Tupperware was a staple in 1970s households, and Jell-O molds were a popular item for parties and special occasions. Moms would craft beautifully shaped gelatin sweets using these molds, creating a sense of nostalgia for gatherings filled with colorful and wobbly desserts.

Manual Can Opener

Before electric can openers became ubiquitous, kitchens relied on manual can openers. Moms of the 70s were no strangers to the patience and hand strength required to use these devices, which often required several rotations to fully open a can.

Carpet Sweeper

Before the advent of vacuum cleaners, carpet sweepers were the go-to tool for keeping floors clean. Moms would manually push these sweepers back and forth, exerting effort to remove dirt and debris from carpets and floors.

The Pressure Cooker

Pressure cookers were a common sight in 1970s households, prized for their ability to cook dishes rapidly. However, early models were notoriously difficult to use and had safety concerns, leading many moms to approach them with caution.

Electric Percolator

Electric percolators were once the standard for brewing coffee in homes.
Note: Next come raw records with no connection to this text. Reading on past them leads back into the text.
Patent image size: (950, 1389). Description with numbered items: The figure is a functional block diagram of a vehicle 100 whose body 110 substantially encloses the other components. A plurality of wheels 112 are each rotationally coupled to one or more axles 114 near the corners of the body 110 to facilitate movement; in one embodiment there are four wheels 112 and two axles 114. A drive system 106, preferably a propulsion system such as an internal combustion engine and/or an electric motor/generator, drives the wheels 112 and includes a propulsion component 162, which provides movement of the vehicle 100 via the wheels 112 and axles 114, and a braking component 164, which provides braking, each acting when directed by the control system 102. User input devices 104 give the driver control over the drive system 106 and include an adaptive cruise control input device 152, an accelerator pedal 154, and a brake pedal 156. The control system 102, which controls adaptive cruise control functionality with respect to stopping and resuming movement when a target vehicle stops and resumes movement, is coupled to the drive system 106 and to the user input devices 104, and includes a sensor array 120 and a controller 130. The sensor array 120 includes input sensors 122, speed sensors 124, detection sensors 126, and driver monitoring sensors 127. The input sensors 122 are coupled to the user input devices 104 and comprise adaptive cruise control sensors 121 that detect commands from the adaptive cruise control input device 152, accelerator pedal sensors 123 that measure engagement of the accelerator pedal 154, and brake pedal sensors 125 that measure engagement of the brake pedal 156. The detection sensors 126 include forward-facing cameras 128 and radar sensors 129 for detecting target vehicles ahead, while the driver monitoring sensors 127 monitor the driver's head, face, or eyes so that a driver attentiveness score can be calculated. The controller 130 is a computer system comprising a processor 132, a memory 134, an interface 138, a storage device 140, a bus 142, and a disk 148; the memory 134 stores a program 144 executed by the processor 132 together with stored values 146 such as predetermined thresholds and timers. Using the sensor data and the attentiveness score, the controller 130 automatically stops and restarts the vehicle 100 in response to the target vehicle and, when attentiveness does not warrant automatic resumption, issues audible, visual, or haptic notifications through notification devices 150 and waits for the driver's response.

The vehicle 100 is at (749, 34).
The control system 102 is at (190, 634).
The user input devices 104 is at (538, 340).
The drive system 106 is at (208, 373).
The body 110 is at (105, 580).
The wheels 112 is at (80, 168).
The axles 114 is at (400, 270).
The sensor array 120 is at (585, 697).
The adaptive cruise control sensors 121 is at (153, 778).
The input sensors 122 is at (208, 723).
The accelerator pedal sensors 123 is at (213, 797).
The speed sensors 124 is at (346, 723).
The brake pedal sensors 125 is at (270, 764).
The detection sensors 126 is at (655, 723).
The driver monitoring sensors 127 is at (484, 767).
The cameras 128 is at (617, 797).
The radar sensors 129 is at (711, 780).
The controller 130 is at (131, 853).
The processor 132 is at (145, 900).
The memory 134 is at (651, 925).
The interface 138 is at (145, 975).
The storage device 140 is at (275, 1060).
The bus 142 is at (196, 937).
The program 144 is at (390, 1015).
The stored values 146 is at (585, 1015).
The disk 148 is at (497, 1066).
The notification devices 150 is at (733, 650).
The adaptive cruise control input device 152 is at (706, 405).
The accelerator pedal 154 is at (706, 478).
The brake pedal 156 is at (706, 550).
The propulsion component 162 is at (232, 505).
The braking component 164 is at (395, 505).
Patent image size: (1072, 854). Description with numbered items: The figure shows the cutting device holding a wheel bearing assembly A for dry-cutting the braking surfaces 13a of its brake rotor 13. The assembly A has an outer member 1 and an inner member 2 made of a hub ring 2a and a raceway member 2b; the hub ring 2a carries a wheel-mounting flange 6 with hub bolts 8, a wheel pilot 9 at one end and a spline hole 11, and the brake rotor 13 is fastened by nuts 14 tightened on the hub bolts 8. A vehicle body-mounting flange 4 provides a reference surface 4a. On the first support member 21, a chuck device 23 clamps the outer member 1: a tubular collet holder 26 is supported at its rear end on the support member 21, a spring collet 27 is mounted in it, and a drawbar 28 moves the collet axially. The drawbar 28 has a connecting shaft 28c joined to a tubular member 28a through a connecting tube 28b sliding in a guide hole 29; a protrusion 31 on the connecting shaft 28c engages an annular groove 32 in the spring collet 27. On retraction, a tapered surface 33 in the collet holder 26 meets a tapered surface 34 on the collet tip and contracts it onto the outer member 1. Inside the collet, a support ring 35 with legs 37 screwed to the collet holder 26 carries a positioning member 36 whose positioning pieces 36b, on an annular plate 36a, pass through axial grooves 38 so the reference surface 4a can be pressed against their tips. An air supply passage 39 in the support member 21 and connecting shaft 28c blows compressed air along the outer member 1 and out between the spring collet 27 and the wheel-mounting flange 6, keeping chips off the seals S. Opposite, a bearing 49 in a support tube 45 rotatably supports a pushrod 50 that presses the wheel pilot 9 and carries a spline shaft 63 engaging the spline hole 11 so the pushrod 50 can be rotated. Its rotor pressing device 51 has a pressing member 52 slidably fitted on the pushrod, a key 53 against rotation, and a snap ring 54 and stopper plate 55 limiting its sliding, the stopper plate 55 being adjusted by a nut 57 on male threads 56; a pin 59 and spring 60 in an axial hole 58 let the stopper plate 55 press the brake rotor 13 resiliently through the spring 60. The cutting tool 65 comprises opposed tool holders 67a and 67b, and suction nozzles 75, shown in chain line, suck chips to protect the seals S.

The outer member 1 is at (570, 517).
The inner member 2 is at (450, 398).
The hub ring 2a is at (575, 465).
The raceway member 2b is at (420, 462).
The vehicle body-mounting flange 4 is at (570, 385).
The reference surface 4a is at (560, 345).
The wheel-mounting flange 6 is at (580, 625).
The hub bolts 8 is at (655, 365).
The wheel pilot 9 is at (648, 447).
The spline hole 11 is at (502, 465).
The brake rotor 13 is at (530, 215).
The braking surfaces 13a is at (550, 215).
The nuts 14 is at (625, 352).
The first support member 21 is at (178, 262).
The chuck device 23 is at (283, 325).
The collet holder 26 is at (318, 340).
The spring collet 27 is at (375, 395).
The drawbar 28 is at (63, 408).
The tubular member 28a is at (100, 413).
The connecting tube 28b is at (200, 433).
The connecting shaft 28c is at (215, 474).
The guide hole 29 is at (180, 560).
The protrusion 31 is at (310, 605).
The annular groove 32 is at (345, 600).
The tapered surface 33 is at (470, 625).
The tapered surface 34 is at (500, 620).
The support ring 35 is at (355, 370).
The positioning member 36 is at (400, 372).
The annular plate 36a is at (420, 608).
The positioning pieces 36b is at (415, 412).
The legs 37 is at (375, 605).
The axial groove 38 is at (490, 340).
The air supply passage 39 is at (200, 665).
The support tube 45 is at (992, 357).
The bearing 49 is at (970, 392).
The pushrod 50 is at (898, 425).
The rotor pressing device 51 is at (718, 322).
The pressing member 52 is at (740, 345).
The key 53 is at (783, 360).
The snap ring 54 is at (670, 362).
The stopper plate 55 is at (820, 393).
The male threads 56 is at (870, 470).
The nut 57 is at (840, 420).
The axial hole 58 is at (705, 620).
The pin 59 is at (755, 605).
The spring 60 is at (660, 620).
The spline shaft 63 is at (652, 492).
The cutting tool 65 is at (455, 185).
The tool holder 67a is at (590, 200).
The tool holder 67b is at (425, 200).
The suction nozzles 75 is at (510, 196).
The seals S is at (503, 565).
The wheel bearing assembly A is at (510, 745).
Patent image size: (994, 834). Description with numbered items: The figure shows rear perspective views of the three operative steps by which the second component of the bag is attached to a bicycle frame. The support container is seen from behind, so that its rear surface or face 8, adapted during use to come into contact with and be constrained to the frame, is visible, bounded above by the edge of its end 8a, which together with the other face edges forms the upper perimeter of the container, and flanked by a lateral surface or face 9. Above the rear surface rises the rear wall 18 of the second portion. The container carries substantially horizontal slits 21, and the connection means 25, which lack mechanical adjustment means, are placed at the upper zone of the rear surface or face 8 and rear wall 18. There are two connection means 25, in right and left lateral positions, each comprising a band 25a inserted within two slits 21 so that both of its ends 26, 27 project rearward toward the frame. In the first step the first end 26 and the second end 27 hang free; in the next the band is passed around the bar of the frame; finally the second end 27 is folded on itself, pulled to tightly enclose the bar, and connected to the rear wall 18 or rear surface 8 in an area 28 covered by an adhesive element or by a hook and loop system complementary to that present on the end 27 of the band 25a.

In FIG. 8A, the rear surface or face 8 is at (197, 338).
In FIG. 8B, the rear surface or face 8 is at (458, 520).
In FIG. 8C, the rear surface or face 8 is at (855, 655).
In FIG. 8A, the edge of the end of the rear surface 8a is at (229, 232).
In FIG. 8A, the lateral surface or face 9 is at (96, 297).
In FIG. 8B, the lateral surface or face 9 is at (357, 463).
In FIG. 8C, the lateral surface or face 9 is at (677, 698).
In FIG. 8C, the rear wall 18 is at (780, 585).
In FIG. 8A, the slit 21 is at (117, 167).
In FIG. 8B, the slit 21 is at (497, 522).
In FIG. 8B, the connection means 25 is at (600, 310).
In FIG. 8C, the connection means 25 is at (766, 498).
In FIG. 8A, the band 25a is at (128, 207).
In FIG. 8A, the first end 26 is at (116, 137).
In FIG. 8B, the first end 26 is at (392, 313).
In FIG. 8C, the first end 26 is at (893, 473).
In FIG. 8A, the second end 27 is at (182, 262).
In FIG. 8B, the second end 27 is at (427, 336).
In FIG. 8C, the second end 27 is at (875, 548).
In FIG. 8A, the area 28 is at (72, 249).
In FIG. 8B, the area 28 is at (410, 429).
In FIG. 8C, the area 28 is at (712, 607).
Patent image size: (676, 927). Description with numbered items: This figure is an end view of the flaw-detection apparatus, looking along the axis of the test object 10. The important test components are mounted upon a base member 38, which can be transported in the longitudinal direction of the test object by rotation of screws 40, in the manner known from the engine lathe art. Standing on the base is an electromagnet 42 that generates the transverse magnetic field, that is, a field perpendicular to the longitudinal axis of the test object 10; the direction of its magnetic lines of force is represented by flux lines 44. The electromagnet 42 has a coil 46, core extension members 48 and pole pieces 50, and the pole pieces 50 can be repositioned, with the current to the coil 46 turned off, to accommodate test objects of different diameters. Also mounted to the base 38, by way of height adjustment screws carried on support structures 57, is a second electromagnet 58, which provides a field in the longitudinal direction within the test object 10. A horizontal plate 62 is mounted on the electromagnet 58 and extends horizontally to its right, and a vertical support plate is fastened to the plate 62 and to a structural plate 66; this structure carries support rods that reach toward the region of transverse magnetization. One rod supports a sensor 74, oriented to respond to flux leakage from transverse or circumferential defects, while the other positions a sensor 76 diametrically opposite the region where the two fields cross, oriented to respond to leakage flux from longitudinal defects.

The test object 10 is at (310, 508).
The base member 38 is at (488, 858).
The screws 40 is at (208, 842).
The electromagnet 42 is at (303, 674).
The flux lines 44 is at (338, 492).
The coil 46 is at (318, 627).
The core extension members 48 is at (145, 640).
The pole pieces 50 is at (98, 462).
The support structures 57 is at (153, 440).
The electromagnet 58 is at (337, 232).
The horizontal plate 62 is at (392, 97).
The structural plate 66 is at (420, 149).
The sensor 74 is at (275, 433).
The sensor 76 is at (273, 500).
The process of recirculating boiling water through coffee grounds produced a robust and flavorful brew, reminiscent of the aroma that filled 70s kitchens each morning.

Fondue Set

In the 1970s, fondue sets were a must-have for entertaining guests. Moms would melt cheese or chocolate in these sets, creating a fun and interactive dining experience centered around dipping various foods into the melted goodness.


Before the age of computers and printers, typewriters were indispensable for document creation. Moms of the 70s would press the keys with finger strength, knowing that any mistakes made would require correction fluid or the dreaded task of starting over.